Pros of Investing inICICI Prudential Nifty Bank Index Fund:
- The fund is diversified among the top-performing banks in India.
- In recent times, the asset quality of banks is improvising due to various reforms.
- Investors seeking for allocation to banking sector with low expense ratio can apt for this Index fund.
- If the banking sector performs and delivers, then this fund can give you better returns.
- This fund is managed passively. So the expense ratios are expected to be low as compared to the actively managed mutual fund schemes.
- This fund is suitable for aggressive investors who are bulling on the banking sector.
- The portfolio of this fund will be highly transparent when compared to active mutual funds as it mirrors the banking index.
- This fund is free from fund manager bias and eliminates stock selection risk.
Cons of Investing inICICI Prudential Nifty Bank Index Fund:
- It is riskier for short-term Investors.
- This fund is not suitable for your core portfolio.
- Returns of the Index fund can’t be expected to beat the market.
- Being an index fund, it may underperform its index due to fees and expenses, trading costs, etc.
- As an Index fund, it is not flexible and dynamic when compared to active funds.

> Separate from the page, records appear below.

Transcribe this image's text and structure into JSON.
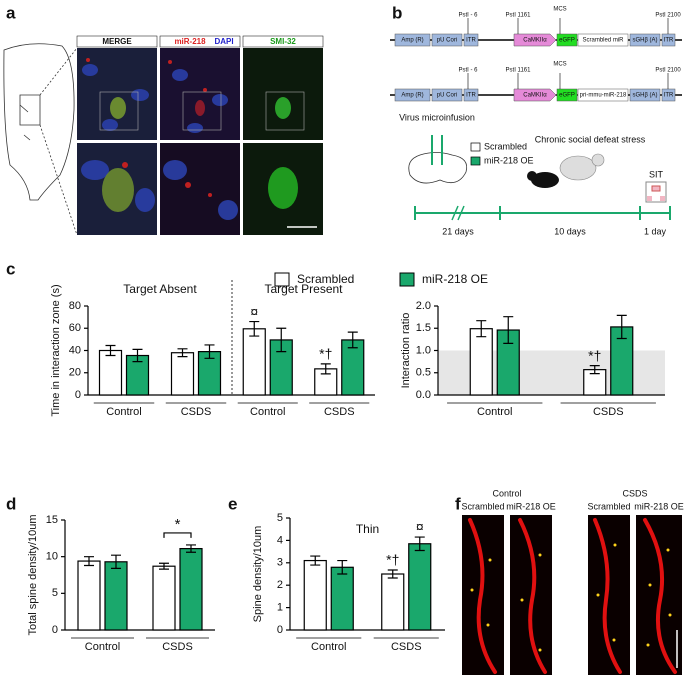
{
  "panel_labels": [
    "a",
    "b",
    "c",
    "d",
    "e",
    "f"
  ],
  "panel_a": {
    "merge": "MERGE",
    "mir": "miR-218",
    "dapi": "DAPI",
    "smi": "SMI-32"
  },
  "panel_b": {
    "constructs": [
      {
        "elements": [
          "Amp (R)",
          "pU Cori",
          "ITR",
          "CaMKIIα",
          "eGFP",
          "Scrambled miR",
          "sGHβ (A)",
          "ITR"
        ]
      },
      {
        "elements": [
          "Amp (R)",
          "pU Cori",
          "ITR",
          "CaMKIIα",
          "eGFP",
          "pri-mmu-miR-218",
          "sGHβ (A)",
          "ITR"
        ]
      }
    ],
    "sites": [
      "PstI - 6",
      "PstI 1161",
      "MCS",
      "PstI 2100"
    ],
    "timeline": {
      "steps": [
        "Virus microinfusion",
        "Chronic social defeat stress",
        "SIT"
      ],
      "legend": [
        "Scrambled",
        "miR-218 OE"
      ],
      "durations": [
        "21 days",
        "10 days",
        "1 day"
      ]
    }
  },
  "panel_f": {
    "groups": [
      "Control",
      "CSDS"
    ],
    "conditions": [
      "Scrambled",
      "miR-218 OE"
    ]
  },
  "chart_data": [
    {
      "type": "bar",
      "title": "Target Absent",
      "ylabel": "Time in interaction zone (s)",
      "categories": [
        "Control",
        "CSDS"
      ],
      "ylim": [
        0,
        80
      ],
      "yticks": [
        0,
        20,
        40,
        60,
        80
      ],
      "series": [
        {
          "name": "Scrambled",
          "color": "#ffffff",
          "values": [
            40,
            38
          ],
          "errors": [
            4.5,
            3.5
          ]
        },
        {
          "name": "miR-218 OE",
          "color": "#1aa86c",
          "values": [
            35.5,
            39
          ],
          "errors": [
            5.5,
            6
          ]
        }
      ]
    },
    {
      "type": "bar",
      "title": "Target Present",
      "categories": [
        "Control",
        "CSDS"
      ],
      "ylim": [
        0,
        80
      ],
      "series": [
        {
          "name": "Scrambled",
          "color": "#ffffff",
          "values": [
            59.5,
            23.5
          ],
          "errors": [
            6.5,
            4.5
          ],
          "markers": [
            "¤",
            "*†"
          ]
        },
        {
          "name": "miR-218 OE",
          "color": "#1aa86c",
          "values": [
            49.5,
            49.5
          ],
          "errors": [
            10.5,
            7
          ]
        }
      ]
    },
    {
      "type": "bar",
      "ylabel": "Interaction ratio",
      "categories": [
        "Control",
        "CSDS"
      ],
      "ylim": [
        0,
        2
      ],
      "yticks": [
        {
          "value": 0,
          "label": "0.0"
        },
        {
          "value": 0.5,
          "label": "0.5"
        },
        {
          "value": 1,
          "label": "1.0"
        },
        {
          "value": 1.5,
          "label": "1.5"
        },
        {
          "value": 2,
          "label": "2.0"
        }
      ],
      "reference_band": 1,
      "series": [
        {
          "name": "Scrambled",
          "color": "#ffffff",
          "values": [
            1.49,
            0.57
          ],
          "errors": [
            0.18,
            0.09
          ],
          "markers": [
            null,
            "*†"
          ]
        },
        {
          "name": "miR-218 OE",
          "color": "#1aa86c",
          "values": [
            1.46,
            1.53
          ],
          "errors": [
            0.3,
            0.26
          ]
        }
      ]
    },
    {
      "type": "bar",
      "ylabel": "Total spine density/10um",
      "categories": [
        "Control",
        "CSDS"
      ],
      "ylim": [
        0,
        15
      ],
      "yticks": [
        0,
        5,
        10,
        15
      ],
      "bracket_label": "*",
      "series": [
        {
          "name": "Scrambled",
          "color": "#ffffff",
          "values": [
            9.4,
            8.7
          ],
          "errors": [
            0.6,
            0.4
          ]
        },
        {
          "name": "miR-218 OE",
          "color": "#1aa86c",
          "values": [
            9.3,
            11.1
          ],
          "errors": [
            0.9,
            0.5
          ]
        }
      ]
    },
    {
      "type": "bar",
      "title": "Thin",
      "ylabel": "Spine density/10um",
      "categories": [
        "Control",
        "CSDS"
      ],
      "ylim": [
        0,
        5
      ],
      "yticks": [
        0,
        1,
        2,
        3,
        4,
        5
      ],
      "series": [
        {
          "name": "Scrambled",
          "color": "#ffffff",
          "values": [
            3.1,
            2.5
          ],
          "errors": [
            0.2,
            0.18
          ],
          "markers": [
            null,
            "*†"
          ]
        },
        {
          "name": "miR-218 OE",
          "color": "#1aa86c",
          "values": [
            2.8,
            3.85
          ],
          "errors": [
            0.3,
            0.3
          ],
          "markers": [
            null,
            "¤"
          ]
        }
      ]
    }
  ]
}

During market crashes, this fund will neither be able to take any proactive step nor will be able to take any course corrective steps. Similarly, when there is a momentary market opportunity, this fund will not be able to capitalize on that.
- As this is a sectoral fund, this can add more volatility to your portfolio.
- Being a sectoral fund, this fund limits its exposure only to Banking sector. This brings concentration risk to your portfolio. A healthy diversification is not possible with this fund.
- If the banking sector underperforms, this fund will also underperform.
- Based on the market outlook, the fund manager cannot change the allocation to other sectors dynamically. Even if the outlook for the banking sector becomes poor, the fund will continue to remain invested only in Banking stocks.
- As an Index fund, it blindly mirrors the index. This fund will never do any analysis on the underlying stocks and check the soundness of the company in which it is going to invest.
Final takeaway of ICICI Prudential Nifty Bank Index Fund:
- First time investors and conservative investors should avoid this fund because of its aggressive nature due to less diversification.
- As ICICI Prudential Nifty Bank Index Fund is an NFO, we need to wait and check its expense ratio and its capability to maintain low tracking error. There are existing Nifty Bank Index Funds with less expense ratio and less tracking error. It’s better to wait till they create a track record.
- This fund is not suitable for investors looking for market beating returns or dynamic fund management.